Here, Gatto tells how imagination and critical thinking are crippled. It is replaced with rote-memorization and a completely false idea of what learning actually is. This book seeks to solidify his evidence that public school literally inflicts harm on children, and that the harm is deliberate. Children are torn away from the idea that independence and self-reliance have any place in their lives while being taught instead that experts must be trusted and relied upon, and that the experiences they have lived through should not be connected to them in any way.
Gatto doesn’t leave the reader with bleak hopelessness, however. He speaks to a strategy by which parents can help their children escape the trap of public school. The ability to keep learning and life closely tied together, he calls “open-source learning” and in teaching, there should be no difference between the two.
A Different Kind of Teacher: Solving the Crisis of American Schooling
In this book, you’ll get to read from a collection of Mr. Gatto’s writings exposing the system for its promotion of economic interests through the forced education of children. Instead, he emphasizes the need to teach them better critical thinking skills as a good starting place.

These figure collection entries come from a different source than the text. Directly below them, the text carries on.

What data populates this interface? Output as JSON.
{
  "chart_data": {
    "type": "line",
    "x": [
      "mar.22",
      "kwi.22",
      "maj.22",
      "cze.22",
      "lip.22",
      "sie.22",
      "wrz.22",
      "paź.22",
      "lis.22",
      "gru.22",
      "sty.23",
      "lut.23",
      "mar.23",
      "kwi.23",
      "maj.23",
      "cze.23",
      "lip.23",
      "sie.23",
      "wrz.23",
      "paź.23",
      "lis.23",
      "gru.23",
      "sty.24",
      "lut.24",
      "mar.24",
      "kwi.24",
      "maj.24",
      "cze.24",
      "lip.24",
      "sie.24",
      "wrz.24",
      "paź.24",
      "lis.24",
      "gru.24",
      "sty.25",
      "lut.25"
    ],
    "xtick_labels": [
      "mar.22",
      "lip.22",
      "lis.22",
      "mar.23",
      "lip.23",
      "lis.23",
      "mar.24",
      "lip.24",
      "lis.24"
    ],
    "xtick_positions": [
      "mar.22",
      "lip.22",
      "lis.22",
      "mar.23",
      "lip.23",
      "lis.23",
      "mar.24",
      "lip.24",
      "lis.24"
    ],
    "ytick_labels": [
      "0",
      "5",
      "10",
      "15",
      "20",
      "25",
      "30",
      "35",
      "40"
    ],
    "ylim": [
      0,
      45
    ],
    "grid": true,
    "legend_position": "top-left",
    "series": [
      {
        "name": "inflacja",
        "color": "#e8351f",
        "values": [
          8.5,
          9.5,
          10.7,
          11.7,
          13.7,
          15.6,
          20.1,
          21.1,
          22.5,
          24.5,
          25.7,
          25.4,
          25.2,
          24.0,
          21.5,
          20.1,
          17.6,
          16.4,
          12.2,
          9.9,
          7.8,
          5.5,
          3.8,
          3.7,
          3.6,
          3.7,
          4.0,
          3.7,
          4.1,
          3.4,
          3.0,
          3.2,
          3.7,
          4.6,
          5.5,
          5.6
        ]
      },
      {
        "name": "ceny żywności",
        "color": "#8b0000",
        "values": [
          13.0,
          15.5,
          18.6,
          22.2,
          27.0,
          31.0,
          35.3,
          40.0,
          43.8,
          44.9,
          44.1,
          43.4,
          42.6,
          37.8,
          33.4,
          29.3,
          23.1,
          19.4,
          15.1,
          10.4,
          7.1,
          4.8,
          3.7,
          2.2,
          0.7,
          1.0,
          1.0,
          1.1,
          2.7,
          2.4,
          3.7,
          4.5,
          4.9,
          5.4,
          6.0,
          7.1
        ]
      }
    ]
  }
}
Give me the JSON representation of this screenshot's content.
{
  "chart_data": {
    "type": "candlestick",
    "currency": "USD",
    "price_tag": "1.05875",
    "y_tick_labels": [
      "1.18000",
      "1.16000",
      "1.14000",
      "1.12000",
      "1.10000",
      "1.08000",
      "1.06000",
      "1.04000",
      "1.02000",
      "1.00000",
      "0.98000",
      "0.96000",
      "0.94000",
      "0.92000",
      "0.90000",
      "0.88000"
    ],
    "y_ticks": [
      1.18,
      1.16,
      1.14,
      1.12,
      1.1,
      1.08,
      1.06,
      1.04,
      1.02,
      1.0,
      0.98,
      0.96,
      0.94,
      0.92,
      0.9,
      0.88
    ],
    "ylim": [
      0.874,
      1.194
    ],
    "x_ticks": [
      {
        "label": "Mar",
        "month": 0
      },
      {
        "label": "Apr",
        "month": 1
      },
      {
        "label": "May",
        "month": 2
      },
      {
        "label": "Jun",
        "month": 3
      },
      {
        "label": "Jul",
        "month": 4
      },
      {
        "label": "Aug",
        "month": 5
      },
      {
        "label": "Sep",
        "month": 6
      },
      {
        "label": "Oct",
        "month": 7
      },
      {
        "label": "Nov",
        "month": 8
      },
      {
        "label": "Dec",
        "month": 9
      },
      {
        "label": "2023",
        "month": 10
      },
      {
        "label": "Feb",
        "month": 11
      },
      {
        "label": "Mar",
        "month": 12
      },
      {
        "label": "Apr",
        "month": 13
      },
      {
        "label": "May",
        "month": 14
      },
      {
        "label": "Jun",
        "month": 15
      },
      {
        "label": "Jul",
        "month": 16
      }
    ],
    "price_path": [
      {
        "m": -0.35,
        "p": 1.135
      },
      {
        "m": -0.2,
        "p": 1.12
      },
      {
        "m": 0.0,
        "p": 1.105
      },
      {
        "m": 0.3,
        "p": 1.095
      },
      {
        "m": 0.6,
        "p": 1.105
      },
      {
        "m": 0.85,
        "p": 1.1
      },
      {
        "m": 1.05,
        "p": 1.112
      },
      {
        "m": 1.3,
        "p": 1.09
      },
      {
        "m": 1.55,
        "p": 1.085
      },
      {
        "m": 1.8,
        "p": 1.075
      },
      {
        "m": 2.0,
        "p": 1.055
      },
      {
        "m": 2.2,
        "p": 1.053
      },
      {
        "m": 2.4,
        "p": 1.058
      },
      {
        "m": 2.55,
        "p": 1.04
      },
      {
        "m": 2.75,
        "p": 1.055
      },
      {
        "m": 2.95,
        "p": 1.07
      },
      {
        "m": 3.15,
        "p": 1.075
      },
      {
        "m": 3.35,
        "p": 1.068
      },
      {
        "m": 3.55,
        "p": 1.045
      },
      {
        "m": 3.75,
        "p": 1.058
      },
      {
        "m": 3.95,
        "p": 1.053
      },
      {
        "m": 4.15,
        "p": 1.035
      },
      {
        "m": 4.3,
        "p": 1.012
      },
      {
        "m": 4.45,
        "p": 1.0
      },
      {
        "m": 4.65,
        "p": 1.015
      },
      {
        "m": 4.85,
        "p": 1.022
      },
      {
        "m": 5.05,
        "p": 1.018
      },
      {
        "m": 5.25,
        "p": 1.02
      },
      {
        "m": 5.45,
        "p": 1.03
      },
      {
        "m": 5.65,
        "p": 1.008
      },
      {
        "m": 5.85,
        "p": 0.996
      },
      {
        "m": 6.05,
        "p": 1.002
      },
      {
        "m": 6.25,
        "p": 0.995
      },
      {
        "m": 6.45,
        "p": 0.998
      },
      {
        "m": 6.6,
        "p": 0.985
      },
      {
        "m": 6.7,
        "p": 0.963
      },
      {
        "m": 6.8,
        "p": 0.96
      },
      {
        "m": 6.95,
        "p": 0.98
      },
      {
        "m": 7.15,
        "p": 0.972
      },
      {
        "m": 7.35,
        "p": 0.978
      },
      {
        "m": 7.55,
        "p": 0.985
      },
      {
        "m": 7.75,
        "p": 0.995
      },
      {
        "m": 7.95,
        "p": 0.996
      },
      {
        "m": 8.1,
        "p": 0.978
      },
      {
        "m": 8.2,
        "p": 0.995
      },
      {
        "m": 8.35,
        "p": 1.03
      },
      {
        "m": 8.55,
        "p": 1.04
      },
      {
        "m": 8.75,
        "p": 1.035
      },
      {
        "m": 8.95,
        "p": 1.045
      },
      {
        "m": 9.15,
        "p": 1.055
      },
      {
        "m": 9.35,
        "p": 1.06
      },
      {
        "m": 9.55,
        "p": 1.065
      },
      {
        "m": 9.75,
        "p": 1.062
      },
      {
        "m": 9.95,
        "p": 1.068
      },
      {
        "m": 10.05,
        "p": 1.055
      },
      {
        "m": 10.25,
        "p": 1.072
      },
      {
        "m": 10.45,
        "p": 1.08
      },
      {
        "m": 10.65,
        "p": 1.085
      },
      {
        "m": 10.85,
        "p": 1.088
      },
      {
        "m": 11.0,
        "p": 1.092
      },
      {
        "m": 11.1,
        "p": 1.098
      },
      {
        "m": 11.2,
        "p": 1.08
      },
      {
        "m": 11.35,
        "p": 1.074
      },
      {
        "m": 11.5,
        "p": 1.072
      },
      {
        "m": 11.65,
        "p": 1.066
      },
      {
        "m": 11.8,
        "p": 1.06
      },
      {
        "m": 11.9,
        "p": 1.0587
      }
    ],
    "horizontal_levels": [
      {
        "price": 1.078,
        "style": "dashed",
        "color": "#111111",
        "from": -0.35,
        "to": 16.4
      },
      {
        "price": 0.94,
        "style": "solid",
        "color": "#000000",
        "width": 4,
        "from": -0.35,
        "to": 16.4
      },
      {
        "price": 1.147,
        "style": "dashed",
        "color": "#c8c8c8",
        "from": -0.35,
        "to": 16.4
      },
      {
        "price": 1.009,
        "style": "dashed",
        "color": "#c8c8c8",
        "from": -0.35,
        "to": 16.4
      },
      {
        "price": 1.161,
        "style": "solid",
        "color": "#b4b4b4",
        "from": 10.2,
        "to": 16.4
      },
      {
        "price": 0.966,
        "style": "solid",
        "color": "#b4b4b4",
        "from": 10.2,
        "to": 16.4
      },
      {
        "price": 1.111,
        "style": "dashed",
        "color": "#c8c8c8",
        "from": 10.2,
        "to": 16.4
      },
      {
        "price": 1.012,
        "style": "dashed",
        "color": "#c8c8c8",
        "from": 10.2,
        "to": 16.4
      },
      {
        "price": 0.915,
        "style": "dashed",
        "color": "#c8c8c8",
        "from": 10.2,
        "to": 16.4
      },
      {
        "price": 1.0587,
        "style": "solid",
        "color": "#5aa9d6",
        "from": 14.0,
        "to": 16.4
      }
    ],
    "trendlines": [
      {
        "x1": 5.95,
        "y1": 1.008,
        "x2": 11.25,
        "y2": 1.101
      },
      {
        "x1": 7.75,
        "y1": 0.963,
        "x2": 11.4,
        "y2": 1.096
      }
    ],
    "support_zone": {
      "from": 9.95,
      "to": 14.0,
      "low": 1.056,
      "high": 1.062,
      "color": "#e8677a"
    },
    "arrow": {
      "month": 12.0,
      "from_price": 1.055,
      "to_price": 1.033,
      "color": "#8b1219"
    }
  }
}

The Underground History of American Education: A School Teacher’s Intimate Investigation Into the Problem of Modern Schooling
A revelation of the inner workings of a system Gatto could no longer stomach being a part of, it truly changes the view of the public school system. Errors are exposed in the systems of grading, testing, standardization and so much more. Here, Gatto describes the public school as a religion that comes with Prussian connections.